Psalm 88 is unlike any other in that there appears to be no solutions, no end to the despair.  Other Psalms, for instance, cry out to God for redemption, mercy, His loving forgiveness; before the Psalm is over, the author is rejoicing in the assurance God is near, He will save, and all is well.  While these songs and ruminations may be uplifting in the short-term, what about those who feel untold despair?  What about those who are living with pain and depression every day, hour after hour?  What about those who really do have no way to change their circumstances, or no one to advocate their release?  With no disrespect, do you think ten verses later they're whistling "Victory is Mine?"  Sometimes despair is a season.  Sometimes loneliness is a pit.  Sometimes, ten verses later, our circumstances are no better than they were when we opened the Word, and our hearts are just as heavy.  We are human.  We worry, we fear, we grieve and we fail.  Then, as Christians, we worry, fear and grieve over our failings as Christians.  The questions and doubts we feel do not coincide with what we know to be true.  Why can't we just feel it?  I believe this Psalm is for us.

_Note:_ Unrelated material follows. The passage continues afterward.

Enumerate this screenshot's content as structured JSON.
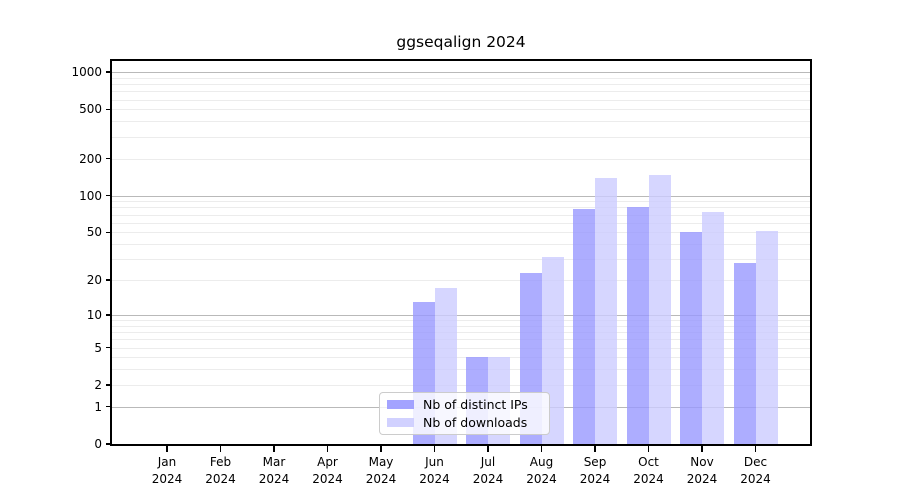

Just look at verse 1: "O Lord, the God who saves me..."  First of all, would this psalmist be speaking to or writing to a God he doesn't believe would listen?  Secondly, the psalmist says "the God who saves me."  Not "saved," past tense, as in the one who redeemed him at some point, but saves -- present tense, and implying timelessness.  He knows God is there; I believe he even knows God will eventually rescue him, but for right now... this is how he feels.

Verse 5:  "I am... like the slain who lie in the grave."  Not dead -- feeling like it, maybe even wishing it perhaps, but not dead.

Verses 9 & 13:  Still, "I call to you, O Lord, every day."  "I cry to you for help, O Lord."  Why, if he has no faith?  Why, if he truly believes God has abandoned him?  Why, if God will not save?

Lastly, the psalmist himself:  Does anyone get that his name is Heman? From what I gather, Heman means "faithful."  I don't see this as being lost on him at all.  I see pleas cried out and tears shed by a lonely, desperate, but faithful individual.  Pleas and tears recorded by a loving, faithful God, just for me, a sometimes lonely, desperate, but faithful individual.  Commiseration through the ages.  Assurance that others have been where I've been, felt what I've felt, expressed it without fear of reprisal, and remained faithful, even when it lasted for a season.